2. Rank order cues by goal.chase: Rank order cues (combined with their corresponding decision thresholds and directions calculated in Step 1) by their goal.chase values. Select the top max.levels cues and discard the rest.
3. Create a fan of several FFTs: Create 2max.levels − 1 FFTs {F 1, F 2, … , F 2max.levels − 1} by placing the cues selected and ordered in Step 2 in sequential nodes, using all possible FFT exit structures, where nodes 1 through max.levels − 1 can have either a positive or a negative exit, and the final max.levels node has both a positive and negative exit.
4. Prune FFTs: For each tree F i, classify all cases. If any lower nodes in the tree contain fewer than stopping.par percent of all cases, remove those nodes and force the final remaining (lowest) node in the tree to have both a positive and negative exit.
5. Select FFT with highest goal: Calculate the goal value of each tree. Select the tree with the highest goal value as the final tree.
6.4 The dfan algorithm
The dfan algorithm assumes dependencies (or interactions) between cues and is defined as follows:
1. Create FFTs with different exit structures: Given max.levels, create 2max.levels − 1 FFTs {F 1, F 2, … F 2max.levels − 1} by using all possible FFT exit structures, where nodes 1 through max.levels − 1 can have either a positive or a negative exit, and the final (max.levels.) node has both a positive and a negative exit. For example, if max.levels = 3, then four FFT skeletons are created: FFT #1 = {0, 0, .5}, FFT #2 = {0, 1, .5}, FFT #3 = {1, 0, .5}, FFT #4 = {1, 1, .5}, where 0, 1, and .5 represent negative exits, positive exits, and both negative and positive exits, respectively.
2. Create new decision thresholds, rank cues, and select top ranked cue for next empty level: Calculate decision thresholds, and directions for all cues using the procedure outlined in Step 1 of the ifan algorithm. Rank order cues by their goal.chase values. Select the top ranked cue and assign to the current node.
3. Classify cases in current node: Make classification decisions for cases that satisfy the decision criteria for the current node.

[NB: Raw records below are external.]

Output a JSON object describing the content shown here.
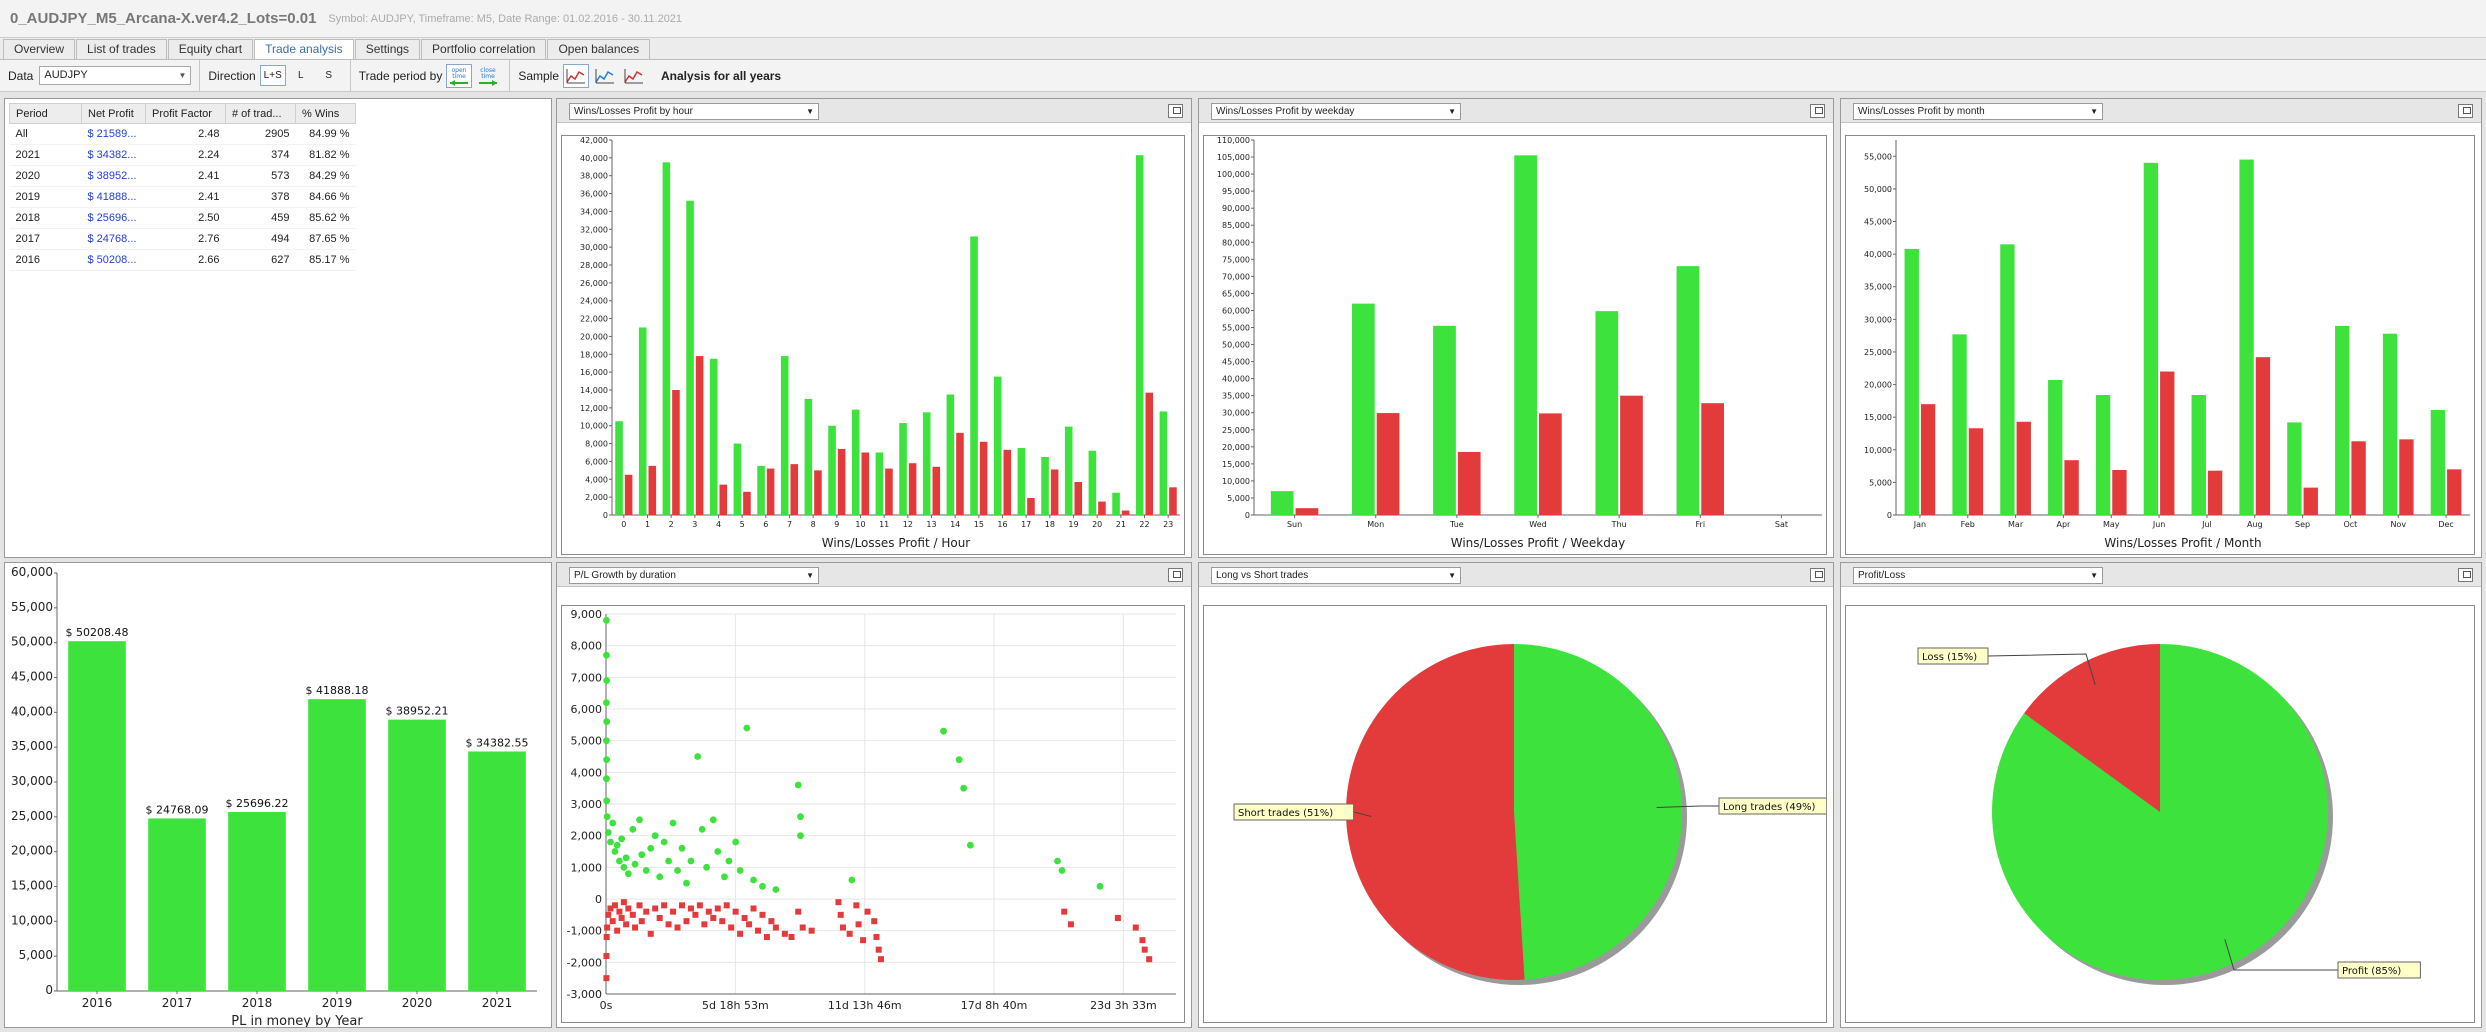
{
  "window": {
    "title": "0_AUDJPY_M5_Arcana-X.ver4.2_Lots=0.01",
    "subtitle": "Symbol: AUDJPY, Timeframe: M5, Date Range: 01.02.2016 - 30.11.2021"
  },
  "tabs": [
    "Overview",
    "List of trades",
    "Equity chart",
    "Trade analysis",
    "Settings",
    "Portfolio correlation",
    "Open balances"
  ],
  "active_tab": "Trade analysis",
  "toolbar": {
    "data_label": "Data",
    "data_value": "AUDJPY",
    "direction_label": "Direction",
    "direction_options": [
      "L+S",
      "L",
      "S"
    ],
    "direction_selected": "L+S",
    "trade_period_label": "Trade period by",
    "trade_period_icons": [
      "open time",
      "close time"
    ],
    "sample_label": "Sample",
    "analysis_title": "Analysis for all years"
  },
  "period_table": {
    "headers": [
      "Period",
      "Net Profit",
      "Profit Factor",
      "# of trad...",
      "% Wins"
    ],
    "rows": [
      [
        "All",
        "$ 21589...",
        "2.48",
        "2905",
        "84.99 %"
      ],
      [
        "2021",
        "$ 34382...",
        "2.24",
        "374",
        "81.82 %"
      ],
      [
        "2020",
        "$ 38952...",
        "2.41",
        "573",
        "84.29 %"
      ],
      [
        "2019",
        "$ 41888...",
        "2.41",
        "378",
        "84.66 %"
      ],
      [
        "2018",
        "$ 25696...",
        "2.50",
        "459",
        "85.62 %"
      ],
      [
        "2017",
        "$ 24768...",
        "2.76",
        "494",
        "87.65 %"
      ],
      [
        "2016",
        "$ 50208...",
        "2.66",
        "627",
        "85.17 %"
      ]
    ]
  },
  "panels": {
    "hour_select": "Wins/Losses Profit by hour",
    "weekday_select": "Wins/Losses Profit by weekday",
    "month_select": "Wins/Losses Profit by month",
    "duration_select": "P/L Growth by duration",
    "longshort_select": "Long vs Short trades",
    "profitloss_select": "Profit/Loss"
  },
  "colors": {
    "win": "#3de23d",
    "loss": "#e33b3b",
    "link": "#2440d8"
  },
  "chart_data": [
    {
      "id": "hour",
      "type": "bar",
      "xlabel": "Wins/Losses Profit / Hour",
      "ylim": [
        0,
        42000
      ],
      "yticks": [
        0,
        2000,
        4000,
        6000,
        8000,
        10000,
        12000,
        14000,
        16000,
        18000,
        20000,
        22000,
        24000,
        26000,
        28000,
        30000,
        32000,
        34000,
        36000,
        38000,
        40000,
        42000
      ],
      "categories": [
        "0",
        "1",
        "2",
        "3",
        "4",
        "5",
        "6",
        "7",
        "8",
        "9",
        "10",
        "11",
        "12",
        "13",
        "14",
        "15",
        "16",
        "17",
        "18",
        "19",
        "20",
        "21",
        "22",
        "23"
      ],
      "series": [
        {
          "values": [
            10500,
            21000,
            39500,
            35200,
            17500,
            8000,
            5500,
            17800,
            13000,
            10000,
            11800,
            7000,
            10300,
            11500,
            13500,
            31200,
            15500,
            7500,
            6500,
            9900,
            7200,
            2500,
            40300,
            11600
          ]
        },
        {
          "values": [
            4500,
            5500,
            14000,
            17800,
            3400,
            2600,
            5200,
            5700,
            5000,
            7400,
            7000,
            5200,
            5800,
            5400,
            9200,
            8200,
            7300,
            1900,
            5100,
            3700,
            1500,
            500,
            13700,
            3100
          ]
        }
      ]
    },
    {
      "id": "weekday",
      "type": "bar",
      "xlabel": "Wins/Losses Profit / Weekday",
      "ylim": [
        0,
        110000
      ],
      "yticks": [
        0,
        5000,
        10000,
        15000,
        20000,
        25000,
        30000,
        35000,
        40000,
        45000,
        50000,
        55000,
        60000,
        65000,
        70000,
        75000,
        80000,
        85000,
        90000,
        95000,
        100000,
        105000,
        110000
      ],
      "categories": [
        "Sun",
        "Mon",
        "Tue",
        "Wed",
        "Thu",
        "Fri",
        "Sat"
      ],
      "series": [
        {
          "values": [
            7000,
            62000,
            55500,
            105500,
            59800,
            73000,
            0
          ]
        },
        {
          "values": [
            2000,
            29900,
            18500,
            29800,
            35000,
            32800,
            0
          ]
        }
      ]
    },
    {
      "id": "month",
      "type": "bar",
      "xlabel": "Wins/Losses Profit / Month",
      "ylim": [
        0,
        57500
      ],
      "yticks": [
        0,
        5000,
        10000,
        15000,
        20000,
        25000,
        30000,
        35000,
        40000,
        45000,
        50000,
        55000
      ],
      "categories": [
        "Jan",
        "Feb",
        "Mar",
        "Apr",
        "May",
        "Jun",
        "Jul",
        "Aug",
        "Sep",
        "Oct",
        "Nov",
        "Dec"
      ],
      "series": [
        {
          "values": [
            40800,
            27700,
            41500,
            20700,
            18400,
            54000,
            18400,
            54500,
            14200,
            29000,
            27800,
            16100
          ]
        },
        {
          "values": [
            17000,
            13300,
            14300,
            8400,
            6900,
            22000,
            6800,
            24200,
            4200,
            11300,
            11600,
            7000
          ]
        }
      ]
    },
    {
      "id": "year",
      "type": "bar",
      "xlabel": "PL in money by Year",
      "ylim": [
        0,
        60000
      ],
      "yticks": [
        0,
        5000,
        10000,
        15000,
        20000,
        25000,
        30000,
        35000,
        40000,
        45000,
        50000,
        55000,
        60000
      ],
      "categories": [
        "2016",
        "2017",
        "2018",
        "2019",
        "2020",
        "2021"
      ],
      "values": [
        50208.48,
        24768.09,
        25696.22,
        41888.18,
        38952.21,
        34382.55
      ],
      "labels": [
        "$ 50208.48",
        "$ 24768.09",
        "$ 25696.22",
        "$ 41888.18",
        "$ 38952.21",
        "$ 34382.55"
      ]
    },
    {
      "id": "duration",
      "type": "scatter",
      "xticks": [
        "0s",
        "5d 18h 53m",
        "11d 13h 46m",
        "17d 8h 40m",
        "23d 3h 33m"
      ],
      "xlim_days": [
        0,
        25.5
      ],
      "ylim": [
        -3000,
        9000
      ],
      "yticks": [
        -3000,
        -2000,
        -1000,
        0,
        1000,
        2000,
        3000,
        4000,
        5000,
        6000,
        7000,
        8000,
        9000
      ],
      "wins": [
        [
          0.02,
          8800
        ],
        [
          0.02,
          7700
        ],
        [
          0.03,
          6900
        ],
        [
          0.02,
          6200
        ],
        [
          0.03,
          5600
        ],
        [
          0.02,
          5000
        ],
        [
          0.03,
          4400
        ],
        [
          0.02,
          3800
        ],
        [
          0.03,
          3100
        ],
        [
          0.05,
          2600
        ],
        [
          0.1,
          2100
        ],
        [
          0.2,
          1800
        ],
        [
          0.3,
          2400
        ],
        [
          0.4,
          1500
        ],
        [
          0.5,
          1700
        ],
        [
          0.6,
          1200
        ],
        [
          0.7,
          1900
        ],
        [
          0.8,
          1000
        ],
        [
          0.9,
          1300
        ],
        [
          1.0,
          800
        ],
        [
          1.2,
          2200
        ],
        [
          1.3,
          1100
        ],
        [
          1.5,
          2500
        ],
        [
          1.6,
          1400
        ],
        [
          1.8,
          900
        ],
        [
          2.0,
          1600
        ],
        [
          2.2,
          2000
        ],
        [
          2.4,
          700
        ],
        [
          2.6,
          1800
        ],
        [
          2.8,
          1200
        ],
        [
          3.0,
          2400
        ],
        [
          3.2,
          900
        ],
        [
          3.4,
          1600
        ],
        [
          3.6,
          500
        ],
        [
          3.8,
          1200
        ],
        [
          4.1,
          4500
        ],
        [
          4.3,
          2200
        ],
        [
          4.5,
          1000
        ],
        [
          4.8,
          2500
        ],
        [
          5.0,
          1500
        ],
        [
          5.3,
          700
        ],
        [
          5.5,
          1200
        ],
        [
          5.8,
          1800
        ],
        [
          6.0,
          900
        ],
        [
          6.3,
          5400
        ],
        [
          6.6,
          600
        ],
        [
          7.0,
          400
        ],
        [
          7.6,
          300
        ],
        [
          8.6,
          3600
        ],
        [
          8.7,
          2600
        ],
        [
          8.7,
          2000
        ],
        [
          11.0,
          600
        ],
        [
          15.1,
          5300
        ],
        [
          15.8,
          4400
        ],
        [
          16.0,
          3500
        ],
        [
          16.3,
          1700
        ],
        [
          20.2,
          1200
        ],
        [
          20.4,
          900
        ],
        [
          22.1,
          400
        ]
      ],
      "losses": [
        [
          0.02,
          -2500
        ],
        [
          0.02,
          -1800
        ],
        [
          0.03,
          -1200
        ],
        [
          0.05,
          -900
        ],
        [
          0.1,
          -500
        ],
        [
          0.2,
          -300
        ],
        [
          0.3,
          -700
        ],
        [
          0.4,
          -200
        ],
        [
          0.5,
          -1000
        ],
        [
          0.6,
          -400
        ],
        [
          0.7,
          -600
        ],
        [
          0.8,
          -100
        ],
        [
          0.9,
          -800
        ],
        [
          1.0,
          -300
        ],
        [
          1.2,
          -500
        ],
        [
          1.3,
          -900
        ],
        [
          1.5,
          -200
        ],
        [
          1.6,
          -700
        ],
        [
          1.8,
          -400
        ],
        [
          2.0,
          -1100
        ],
        [
          2.2,
          -300
        ],
        [
          2.4,
          -600
        ],
        [
          2.6,
          -200
        ],
        [
          2.8,
          -800
        ],
        [
          3.0,
          -400
        ],
        [
          3.2,
          -900
        ],
        [
          3.4,
          -200
        ],
        [
          3.6,
          -700
        ],
        [
          3.8,
          -300
        ],
        [
          4.0,
          -500
        ],
        [
          4.2,
          -200
        ],
        [
          4.4,
          -800
        ],
        [
          4.6,
          -400
        ],
        [
          4.8,
          -600
        ],
        [
          5.0,
          -300
        ],
        [
          5.2,
          -700
        ],
        [
          5.4,
          -200
        ],
        [
          5.6,
          -900
        ],
        [
          5.8,
          -400
        ],
        [
          6.0,
          -1100
        ],
        [
          6.2,
          -600
        ],
        [
          6.4,
          -800
        ],
        [
          6.6,
          -300
        ],
        [
          6.8,
          -1000
        ],
        [
          7.0,
          -500
        ],
        [
          7.2,
          -1200
        ],
        [
          7.4,
          -700
        ],
        [
          7.6,
          -900
        ],
        [
          8.0,
          -1100
        ],
        [
          8.3,
          -1200
        ],
        [
          8.6,
          -400
        ],
        [
          8.8,
          -900
        ],
        [
          9.2,
          -1000
        ],
        [
          10.4,
          -100
        ],
        [
          10.5,
          -500
        ],
        [
          10.6,
          -900
        ],
        [
          10.9,
          -1100
        ],
        [
          11.2,
          -200
        ],
        [
          11.3,
          -800
        ],
        [
          11.5,
          -1300
        ],
        [
          11.7,
          -400
        ],
        [
          12.0,
          -700
        ],
        [
          12.1,
          -1200
        ],
        [
          12.2,
          -1600
        ],
        [
          12.3,
          -1900
        ],
        [
          20.5,
          -400
        ],
        [
          20.8,
          -800
        ],
        [
          22.9,
          -600
        ],
        [
          23.7,
          -900
        ],
        [
          24.0,
          -1300
        ],
        [
          24.1,
          -1600
        ],
        [
          24.3,
          -1900
        ]
      ]
    },
    {
      "id": "longshort",
      "type": "pie",
      "slices": [
        {
          "label": "Long trades (49%)",
          "value": 49
        },
        {
          "label": "Short trades (51%)",
          "value": 51
        }
      ]
    },
    {
      "id": "profitloss",
      "type": "pie",
      "slices": [
        {
          "label": "Profit (85%)",
          "value": 85
        },
        {
          "label": "Loss (15%)",
          "value": 15
        }
      ]
    }
  ]
}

4. Repeat Steps 2 and 3: Recursively repeat Steps 2 and 3, calculating new decision thresholds and directions for each cue based on cases not yet classified by earlier nodes, and assigning the cue with the highest goal.chase to the next empty node. Repeat until all cases are classified.
5. Prune FFTs: See ifan Step 4 (above).
6. Select FFT with highest goal: See ifan Step 5 (above).